Naama Tsabar: Inversions
Shulamit Nazarian is pleased to present Inversions, and exhibition of new sculptures by Israeli-born, New York based artist Naama Tsabar. This will be the artist’s first solo exhibition in California.
Naama Tsabar has become known for her ambitious installations, performances, and sculptures that parse the boundaries of spaces that surround us—both physical and metaphorical—for which we normally have no access. Cutting into walls and treating hidden interiors as sculptural and musical spaces, Tsabar considers the venues themselves as structures of power, enabling a display of fantasy, sexuality, and bravado.
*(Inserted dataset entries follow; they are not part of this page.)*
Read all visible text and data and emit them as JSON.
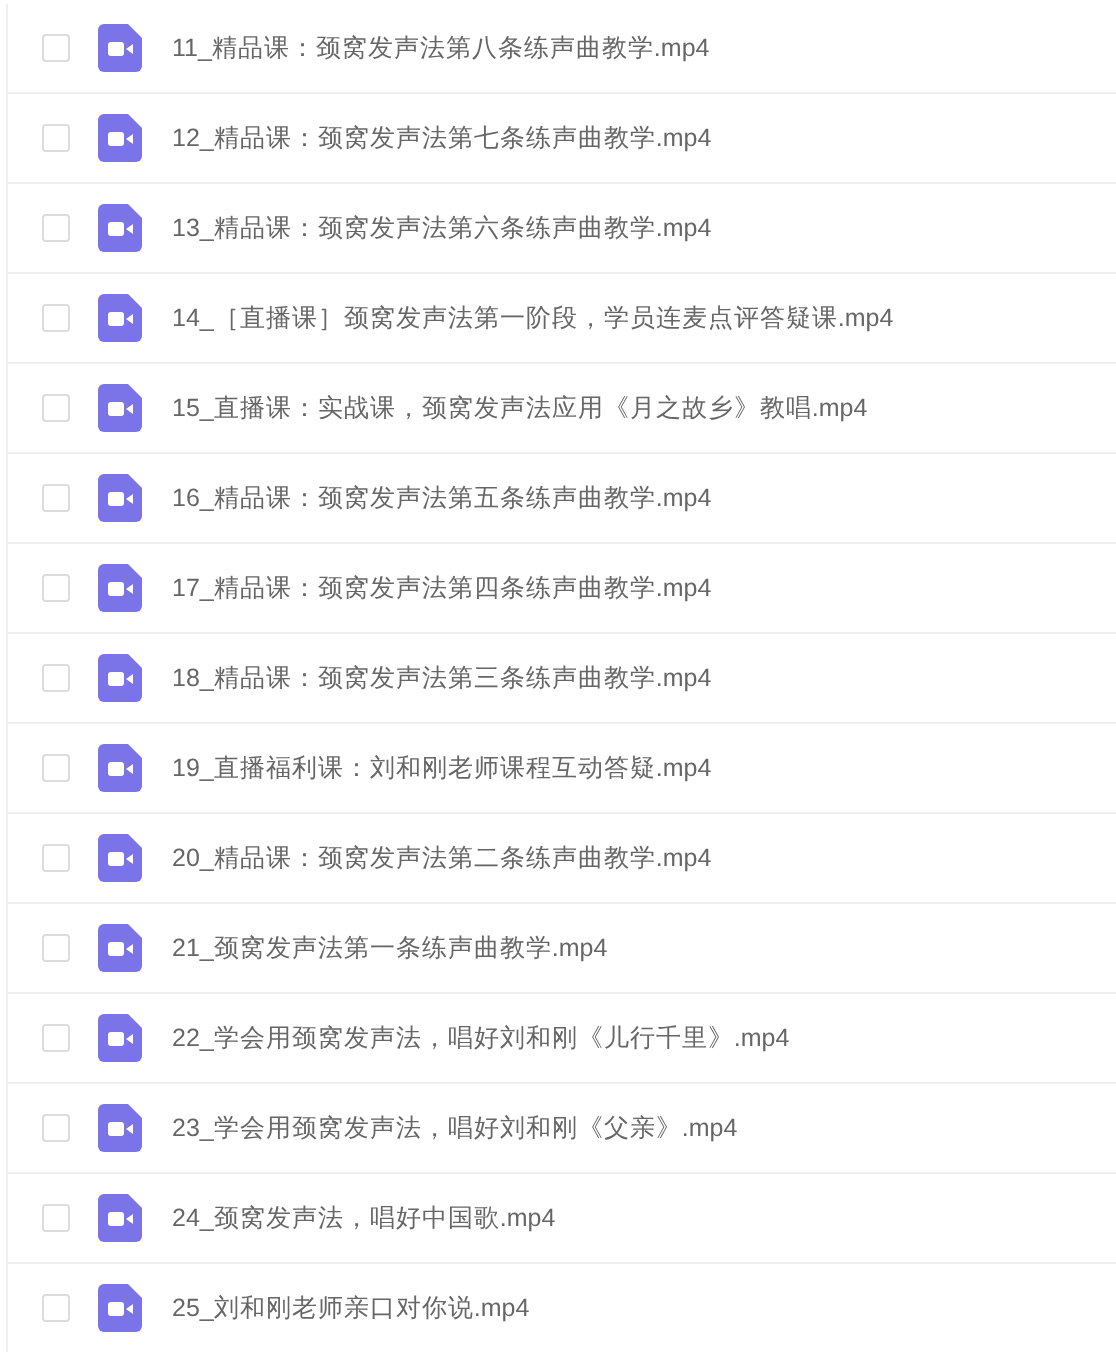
{
  "files": [
    {
      "name": "11_精品课：颈窝发声法第八条练声曲教学.mp4",
      "checked": false
    },
    {
      "name": "12_精品课：颈窝发声法第七条练声曲教学.mp4",
      "checked": false
    },
    {
      "name": "13_精品课：颈窝发声法第六条练声曲教学.mp4",
      "checked": false
    },
    {
      "name": "14_［直播课］颈窝发声法第一阶段，学员连麦点评答疑课.mp4",
      "checked": false
    },
    {
      "name": "15_直播课：实战课，颈窝发声法应用《月之故乡》教唱.mp4",
      "checked": false
    },
    {
      "name": "16_精品课：颈窝发声法第五条练声曲教学.mp4",
      "checked": false
    },
    {
      "name": "17_精品课：颈窝发声法第四条练声曲教学.mp4",
      "checked": false
    },
    {
      "name": "18_精品课：颈窝发声法第三条练声曲教学.mp4",
      "checked": false
    },
    {
      "name": "19_直播福利课：刘和刚老师课程互动答疑.mp4",
      "checked": false
    },
    {
      "name": "20_精品课：颈窝发声法第二条练声曲教学.mp4",
      "checked": false
    },
    {
      "name": "21_颈窝发声法第一条练声曲教学.mp4",
      "checked": false
    },
    {
      "name": "22_学会用颈窝发声法，唱好刘和刚《儿行千里》.mp4",
      "checked": false
    },
    {
      "name": "23_学会用颈窝发声法，唱好刘和刚《父亲》.mp4",
      "checked": false
    },
    {
      "name": "24_颈窝发声法，唱好中国歌.mp4",
      "checked": false
    },
    {
      "name": "25_刘和刚老师亲口对你说.mp4",
      "checked": false
    }
  ]
}
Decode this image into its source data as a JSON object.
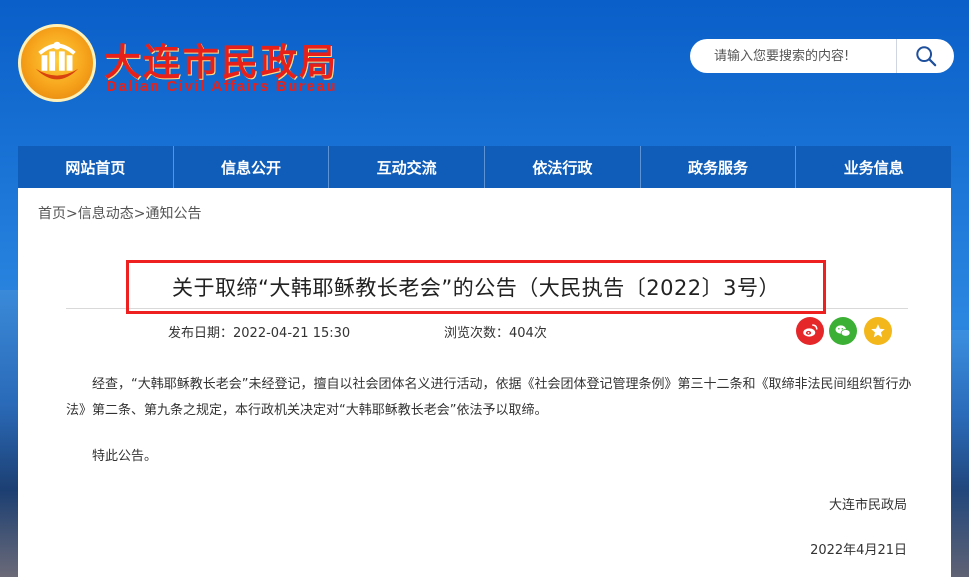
{
  "header": {
    "title": "大连市民政局",
    "subtitle": "Dalian Civil Affairs Bureau",
    "search": {
      "placeholder": "请输入您要搜索的内容!"
    }
  },
  "nav": {
    "items": [
      {
        "label": "网站首页"
      },
      {
        "label": "信息公开"
      },
      {
        "label": "互动交流"
      },
      {
        "label": "依法行政"
      },
      {
        "label": "政务服务"
      },
      {
        "label": "业务信息"
      }
    ]
  },
  "breadcrumb": {
    "home": "首页",
    "sep1": ">",
    "section": "信息动态",
    "sep2": ">",
    "current": "通知公告"
  },
  "article": {
    "title": "关于取缔“大韩耶稣教长老会”的公告（大民执告〔2022〕3号）",
    "publish_label": "发布日期：",
    "publish_date": "2022-04-21  15:30",
    "views_label": "浏览次数：",
    "views": "404次",
    "paragraph1": "经查，“大韩耶稣教长老会”未经登记，擅自以社会团体名义进行活动，依据《社会团体登记管理条例》第三十二条和《取缔非法民间组织暂行办法》第二条、第九条之规定，本行政机关决定对“大韩耶稣教长老会”依法予以取缔。",
    "paragraph2": "特此公告。",
    "signer": "大连市民政局",
    "sign_date": "2022年4月21日"
  },
  "share": {
    "weibo_color": "#e6272a",
    "wechat_color": "#3cb034",
    "favorite_color": "#f3b71c"
  }
}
Tsabar upends the implicit gender roles and coded behavior of music and its related subcultures.
The exhibition title, Inversions, refers to a new body of work that is installed directly into the existing architecture of the gallery. Utilizing the shallow space behind the gallery’s walls, Inversion #1 and Inversion #2 assumes an overlooked space as a site of importance or a platform for action. Fusing together elements from guitars, harps, banjos, and violins, Tsabar creates an inverted instrument that relies on the contortions and penetrations of participants’ bodies for its activation. Inversion #2 includes a singing chamber, with holes and voids in the architecture for the voices of performers to fill.
Amplifying the sounds made on the Inversion works, Tsabar will present new pieces from her ongoing Transition series. In this body of work, the artist exposes the wires, knobs, and connectors from pre-existing guitar amplifiers to function as the palate for what she refers to as “sculptural paintings that have the ability to output sound”. Unlike previous works within this series, Tsabar has replaced the canvas substrate with fabric grills of commercial amplifiers.
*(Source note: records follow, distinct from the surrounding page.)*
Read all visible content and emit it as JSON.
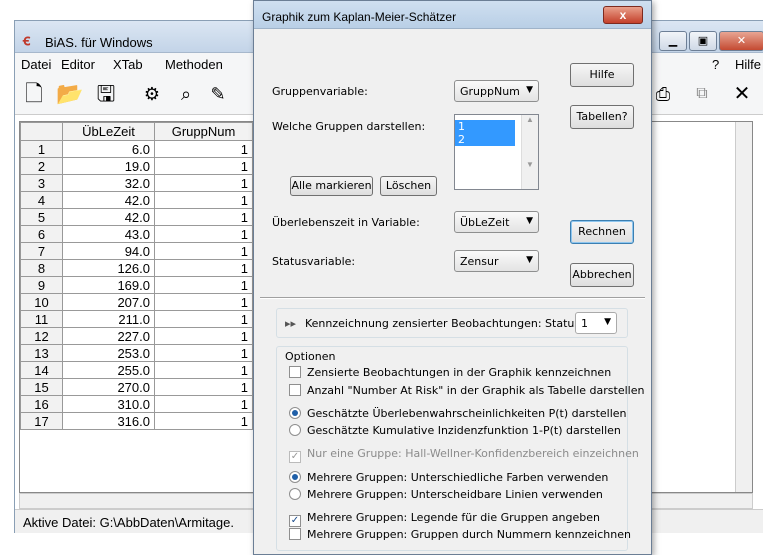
{
  "main": {
    "title": "BiAS. für Windows",
    "menu": [
      "Datei",
      "Editor",
      "XTab",
      "Methoden",
      "?",
      "Hilfe"
    ],
    "columns": [
      "",
      "ÜbLeZeit",
      "GruppNum"
    ],
    "rows": [
      [
        "1",
        "6.0",
        "1"
      ],
      [
        "2",
        "19.0",
        "1"
      ],
      [
        "3",
        "32.0",
        "1"
      ],
      [
        "4",
        "42.0",
        "1"
      ],
      [
        "5",
        "42.0",
        "1"
      ],
      [
        "6",
        "43.0",
        "1"
      ],
      [
        "7",
        "94.0",
        "1"
      ],
      [
        "8",
        "126.0",
        "1"
      ],
      [
        "9",
        "169.0",
        "1"
      ],
      [
        "10",
        "207.0",
        "1"
      ],
      [
        "11",
        "211.0",
        "1"
      ],
      [
        "12",
        "227.0",
        "1"
      ],
      [
        "13",
        "253.0",
        "1"
      ],
      [
        "14",
        "255.0",
        "1"
      ],
      [
        "15",
        "270.0",
        "1"
      ],
      [
        "16",
        "310.0",
        "1"
      ],
      [
        "17",
        "316.0",
        "1"
      ]
    ],
    "status": "Aktive Datei: G:\\AbbDaten\\Armitage."
  },
  "dialog": {
    "title": "Graphik zum Kaplan-Meier-Schätzer",
    "close": "x",
    "group_var_label": "Gruppenvariable:",
    "group_var_value": "GruppNum",
    "groups_label": "Welche Gruppen darstellen:",
    "groups": [
      "1",
      "2"
    ],
    "mark_all": "Alle markieren",
    "clear": "Löschen",
    "survival_label": "Überlebenszeit in Variable:",
    "survival_value": "ÜbLeZeit",
    "status_label": "Statusvariable:",
    "status_value": "Zensur",
    "help": "Hilfe",
    "tables": "Tabellen?",
    "compute": "Rechnen",
    "cancel": "Abbrechen",
    "marking_text": "Kennzeichnung zensierter Beobachtungen: Status =",
    "marking_value": "1",
    "options_title": "Optionen",
    "opt_censored": "Zensierte Beobachtungen in der Graphik kennzeichnen",
    "opt_risk": "Anzahl \"Number At Risk\" in der Graphik als Tabelle darstellen",
    "opt_survival": "Geschätzte Überlebenwahrscheinlichkeiten P(t) darstellen",
    "opt_incidence": "Geschätzte Kumulative Inzidenzfunktion 1-P(t) darstellen",
    "opt_hall": "Nur eine Gruppe: Hall-Wellner-Konfidenzbereich einzeichnen",
    "opt_colors": "Mehrere Gruppen: Unterschiedliche Farben verwenden",
    "opt_lines": "Mehrere Gruppen: Unterscheidbare Linien verwenden",
    "opt_legend": "Mehrere Gruppen: Legende für die Gruppen angeben",
    "opt_numbers": "Mehrere Gruppen: Gruppen durch Nummern kennzeichnen"
  }
}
These Transition works can be connected to an instrument or other sound-emitting device, which expands the visual experience of the piece into a sonic one. For this exhibition, Inversion #1 and Inversion #2 have each been connected to a Transition work, amplifying the actions that take place inside the gallery walls.
Also included in the exhibition are new variations from the artist’s ongoing Works on Felt series. At first viewing these wall sculptures made of felt, carbon fiber, epoxy, a guitar tuner and a single piano string exist as austere objects, artworks that nod to the sculptures of Robert Morris or to the shapes of Ellsworth Kelly. Once touched, Tsabar’s Works on Felt cross the threshold into instrument; the strumming of the piano string or the beating of the felt is amplified by a contact microphone and outputted by an amplifier.
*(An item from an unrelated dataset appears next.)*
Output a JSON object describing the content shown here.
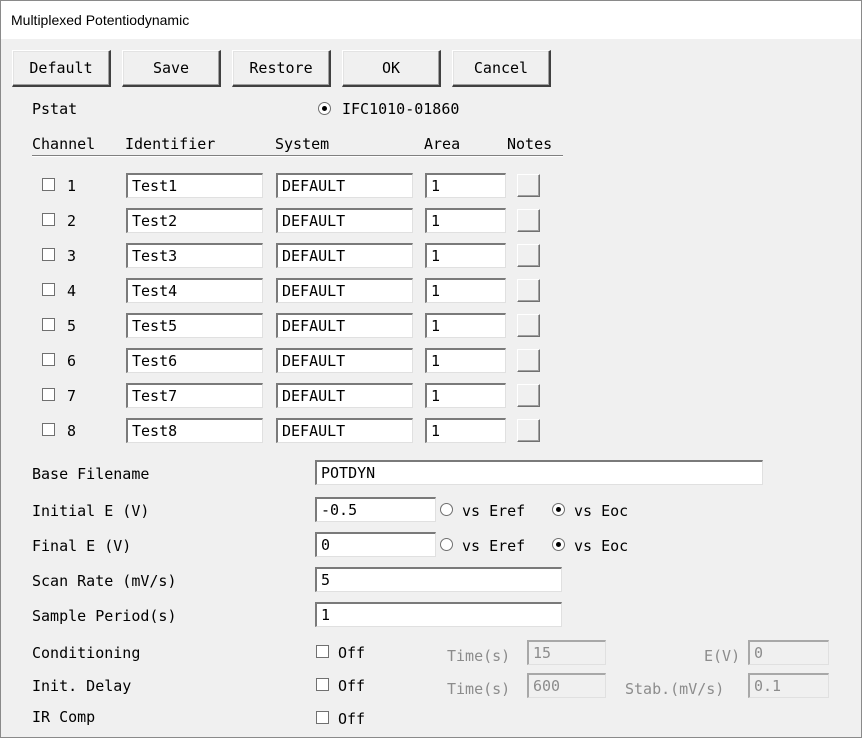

Like many of the artist’s pieces, Works on Felt both subvert a power structure and simultaneously reveal the unseen. In this case, historic male minimalism – known for its anti-expressionistic authority – is imbued with the participant’s musical expression and physical body on the felt: a material that is usually used to damper and absorb sound. Whereas minimalist ethics abide to a ‘what-you-see-is-what-you-get’ notion of literalizing either the object in the room or the paint on the surface, Tsabar departs from that idea of ‘transparency’. Concealing the carbon fiber, the artist manipulates the felt material to uphold the tension of the piano wire, while still making the felt appear materially unaffected. The work’s ability to be played like an instrument further highlights the gallery space as an active structure rather than a neutral background.
Furthering her architectural interventions, a new work titled Dedicated, Shulamit Nazarian will take form as a collaboration between the artist and the gallery’s founder. Dedicated, Shulamit Nazarian is a diptych that exists as both an addition, and subtraction, within the gallery architecture. Tsabar has invited the gallery founder to give her a list comprised of female-identifying and gender-nonconforming artists that have been influential to her. Tsabar will then transcribe the list directly onto the gallery wall, after which will be cut out from the architecture, framed, and hung inside the gallery -leaving the remaining hole exposed throughout the exhibition. Through this work, Tsabar asks to expose the unseen structure around us, while reversing the gendered hierarchy; the artist evokes a chain of feminist dedications through the very platform of display and real estate.
Through her architectural interventions and the transformation of sculptures – or entire spaces – into instruments, Tsabar questions complicitness and performance within power structures. Suggesting new feminist solutions, Tsabar continues to consider the role of both intimacy and destruction as an antidote to oppressive, and often unseen forces.
On February 11 and 12, Naama Tsabar, along with Nicki Chen-Walters, Diana Diaz, FIELDED, Kristin Mueller, and Sarah Strauss performed on the sculptures in Inversions, in which every work in the show was activated simultaneously.
On February 13, 14, and 15, Naama Tsabar and Kristin Mueller performed (Untitled) Double Face six times over the course of three days on the backlot of Frieze Los Angeles at Paramount Pictures Studios, as part of Frieze Projects curated by Rita Gonzales and Pilar Tompkins.
Untitled (Double Face) is a sculpture comprised of two guitars that have been fused together to form a single instrument. Sharing a back, the chromed-plated form is conjoined in a way that requires a mutual negotiation between the two performers, moving in unison and in tension.